Large Language Models

Language Models #

A language model is a representation of the structure of a language. Given some incomplete text a language model can determine which words are most likely to fill the gap based on the rules of the language. Language models have been around for decades, being used in speech recognition and OCR. The most familiar to many of us are the predictive text from our phones

Large Language Models #

From 2017 researchers began to find interesting properties the more they scaled language models 1 2. One of the first algorithms with significant impact was BERT which was created and published in 2018. This was used by Google as part of their search engine. The term Bertology came to be used for research attempting to describe how the algorithm is able to perform certain tasks. Another key algorithm was [GPT]({{ relref GPT}}), which is trained to predict the next word in a text based on earlier words, where many other algorithms are trained to predict words based on the context before and after.
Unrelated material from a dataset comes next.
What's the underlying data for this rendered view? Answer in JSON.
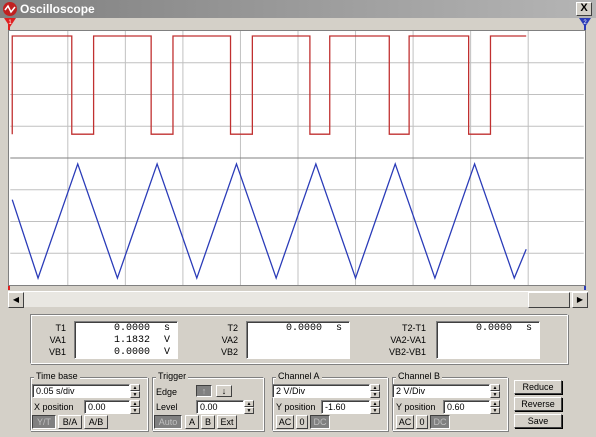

This resulted in an algorithm which was able to make more natural appearing output.

There are a variety of langauge model implentations available, and understanding which one to use for a particular goal can be challenging. Different aspects of models available today are described below.

Algorithm #

The algorithm used for a model is a fundamental choice which dictates what options are available in the other aspects described here.

  • Bidirectional Encoder Representations from Transformers (BERT) is a Transformer model developed by Google which is trained to predict a particular fragment of text (a token) based on the context in both directions.
  • Generative Pre Training (GPT) are a family of algorithms developed by OpenAI. The pre-training task is to predict the next fragment of text based on earlier context.
  • Language Model for Dialogue Applications (LAMDA) is the most recent language model algorithm developed by Google as of June 2022.

Model Size - Number of Parameters #

The number of parameters in a model is basically the size of the model in memory. Larger models can recognise more complicated patterns in text and learn a greater volume of patterns. Smaller models respond more quickly. Many algorithms have a selection of different sized language models.

Model Size - Number of Layers #

The structure of a particular model influences what types of patterns a model can recognise and how effectively they can be trained on larger volumes of data. Counting the number of layers gives a rough summary of the structure, in general models with more layers can recognise more complex patterns.

Context Window #

The current LLMs are developed to work with a block of text at a time. Text generated by the algorithm can only depend on the text in the context window and the generalised pre-training. The size of the window is in tokens, many recent models use the Byte Pair Encoding algorithm from GPT2 - this can be thought of as roughly one token per word but less common words use multiple tokens.

Using a fixed size context window makes it easier to run calculations in parallel, this is in contrast to recursive algorithms which in theory can refer back to inputs further back to generate an output, but so far in practice it has not been possible grow to the same scale as recent LLMs.

Pre-Training #

LLMs are trained on a huge volume of text without processing for any specific objective. This is a time consuming and expensive process. The result is a general purpose language model which can already perform well on many tasks.

Prompt Engineering #

Running Inference on the model generates new text based on a block of input text. The algorithm is always trying to complete a pattern, so we can set up the input text so that the natural continuation is to perform some task. For example the input “The phrase ‘General Purpose Language Model’ translated into French is” results in the output “‘Modèle de Langage à Usage Général’”. More complex tasks can be performed by providing several examples of the task being performed.

Prompt Engineering is the term used to describe coming up with prompts that can reliably perform specific tasks. As the prompt as well as the response need to fit in the context window being able to come up with short effective prompts is useful.

Sometimes it is necessary to ask nicely to make inappropriate responses less likely. Since the pre-training data for the language model is not curated there is a risk of inappropriate responses being generated. An example from documentation in one LLM provider is for a hypothetical scenario of generating responses for a customer service application. If the model generates a response to aggressive language from a customer it is likely to respond in kind. The suggestion is to include “Polite Response:” at the end of the prompt for the model to reduce this risk.

Fine Tuning #

The requirement to include examples in the context window for a model can be avoided through fine tuning. This is continuing training of the model but using text which shows a particular task being performed. This is still computationally expensive, but far less expensive than the original pre-training task.